I don't mind it so much when it's a newbie or non-techie who has never actually written code before, because bless their hearts, they did it! They got some code working!

But if you've been developing for decades, you know that counting lines of code means nothing, less than nothing. That you could probably achieve the same result in half the lines if you thought about it a bit longer.

And to claim this as an achievement when it's LLM-generated... that's not a boast. That doesn't mean what you think it means.

But I guess we hit the same old problem that we've always had - how do you measure productivity in software development? If you wanted to boast about how an LLM is making you 100x more productive, what metric could you use?

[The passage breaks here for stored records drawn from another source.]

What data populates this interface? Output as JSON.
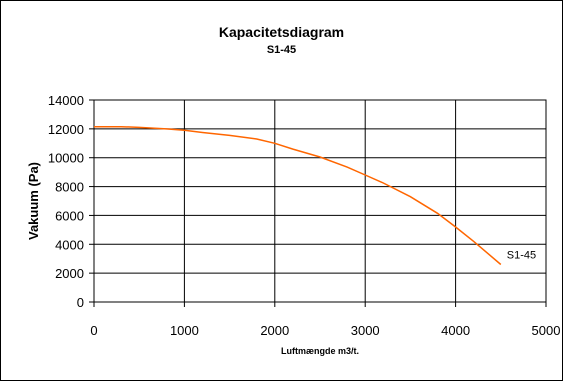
{
  "chart_data": {
    "type": "line",
    "title": "Kapacitetsdiagram",
    "subtitle": "S1-45",
    "xlabel": "Luftmængde m3/t.",
    "ylabel": "Vakuum  (Pa)",
    "xlim": [
      0,
      5000
    ],
    "ylim": [
      0,
      14000
    ],
    "xticks": [
      0,
      1000,
      2000,
      3000,
      4000,
      5000
    ],
    "yticks": [
      0,
      2000,
      4000,
      6000,
      8000,
      10000,
      12000,
      14000
    ],
    "grid": true,
    "legend": "none",
    "series": [
      {
        "name": "S1-45",
        "color": "#FF6600",
        "x": [
          0,
          300,
          500,
          800,
          1000,
          1200,
          1500,
          1800,
          2000,
          2200,
          2500,
          2800,
          3000,
          3200,
          3500,
          3800,
          4000,
          4200,
          4500
        ],
        "y": [
          12150,
          12150,
          12100,
          12000,
          11900,
          11750,
          11550,
          11300,
          11000,
          10600,
          10050,
          9350,
          8800,
          8250,
          7300,
          6150,
          5200,
          4200,
          2600
        ]
      }
    ]
  }
}
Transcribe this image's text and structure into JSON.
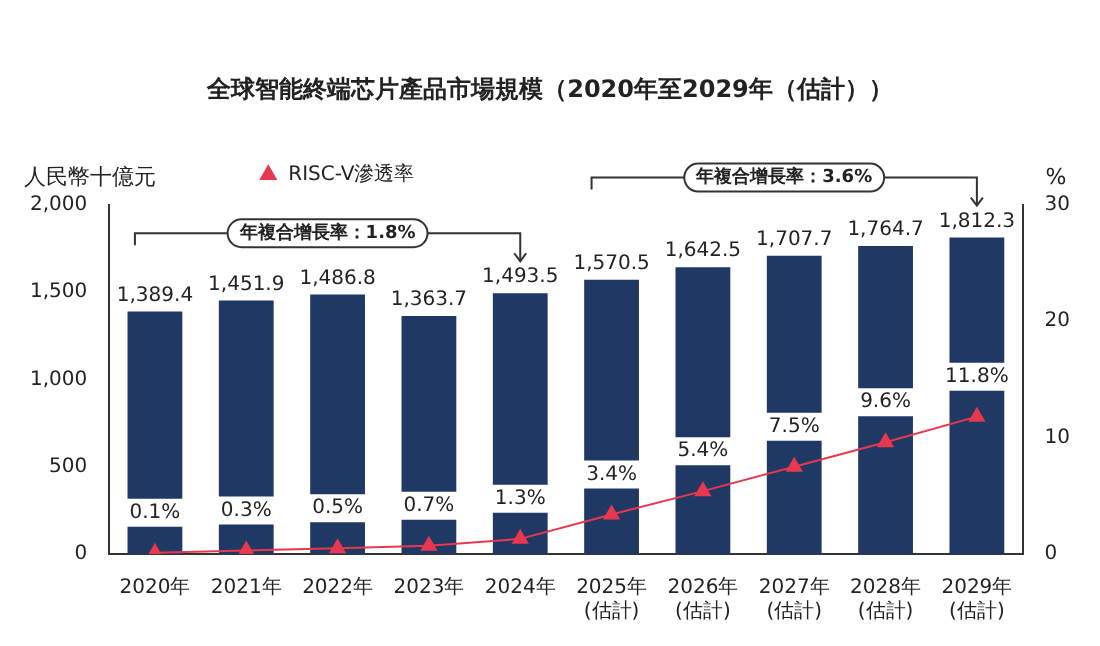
{
  "chart_data": {
    "type": "bar",
    "title": "全球智能終端芯片產品市場規模（2020年至2029年（估計））",
    "ylabel": "人民幣十億元",
    "y2label": "%",
    "categories": [
      "2020年",
      "2021年",
      "2022年",
      "2023年",
      "2024年",
      "2025年\n(估計)",
      "2026年\n(估計)",
      "2027年\n(估計)",
      "2028年\n(估計)",
      "2029年\n(估計)"
    ],
    "series": [
      {
        "color": "#1f3864",
        "values": [
          1389.4,
          1451.9,
          1486.8,
          1363.7,
          1493.5,
          1570.5,
          1642.5,
          1707.7,
          1764.7,
          1812.3
        ],
        "value_labels": [
          "1,389.4",
          "1,451.9",
          "1,486.8",
          "1,363.7",
          "1,493.5",
          "1,570.5",
          "1,642.5",
          "1,707.7",
          "1,764.7",
          "1,812.3"
        ]
      },
      {
        "type": "line",
        "name": "RISC-V滲透率",
        "axis": "y2",
        "color": "#e8384f",
        "marker": "triangle",
        "values": [
          0.1,
          0.3,
          0.5,
          0.7,
          1.3,
          3.4,
          5.4,
          7.5,
          9.6,
          11.8
        ],
        "value_labels": [
          "0.1%",
          "0.3%",
          "0.5%",
          "0.7%",
          "1.3%",
          "3.4%",
          "5.4%",
          "7.5%",
          "9.6%",
          "11.8%"
        ]
      }
    ],
    "ylim": [
      0,
      2000
    ],
    "yticks": [
      0,
      {
        "value": 500,
        "label": "500"
      },
      {
        "value": 1000,
        "label": "1,000"
      },
      {
        "value": 1500,
        "label": "1,500"
      },
      {
        "value": 2000,
        "label": "2,000"
      }
    ],
    "y2lim": [
      0,
      30
    ],
    "y2ticks": [
      0,
      10,
      20,
      30
    ],
    "annotations": [
      "年複合增長率：1.8%",
      "年複合增長率：3.6%"
    ],
    "legend": "top",
    "grid": false
  }
}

LOC is the most easily measurable, really, really, terrible measure that PMs have been using since we started doing this, because everything else is hard.

  • I forget who said it, but I heard the idea floated that if your work can be measured in terms of productivity at all, it can and probably should be done by software. Not sure how that applies here since as you point out, a 10x programmer probably doesn't produce 10x the code.

  • here’s one thing that somewhat worked for my team. when we first started using LLMs we decided to run the same process as if they did not exist, same sprint planning meetings, same estimation. we did this for 6 months and saw roughly 55% increase in output compared to pre-LLM usage. there are biases in what were tried to achieve, it is not easy to estimate something will take XX hours when you know some portion (for example writing documentation or portions of the test coverage) you won’t have to write but we did our best. after we convinced ourselves of productivity gains we stopped doing this.

    • wow, great experiment. I'm amazed the whole team went through with duplicating everything for that long. Nice work :)

      I resorted to feels. After decades of programming, I know when I'm being productive, and I can reasonably estimate when a colleague is being productive. I extrapolate that to the LLM, too. Absolutely not an objective measure, but I feel that I can get the LLM to do in a day a task that would take me 2-3 weeks (post-Nov 25 and using parallel agents).

If anything couldn’t huge amounts of code changes or LoC be a sign of a poor outcome?

  • Yes, there's a reason it was abandoned as a KPI almost as soon as it was introduced. Just because AI is writing the code instead now doesn't magically make it a good metric.

Some argue, LoC is irrelevant as a quality/complexity metric as (in this new software product development lifecycle) implementation + testing + maintainance is wholly overseen by agents.

It has never been possible to code & deploy software with all but specs. Whatever software Garry is building are products he couldn't otherwise. LoC, in that context, serves as a reminder of the capabilities of the agents to power/slog through reqs/specs (quite incredibly so).

Besides, critical human review can always be fed back as instructions to agents.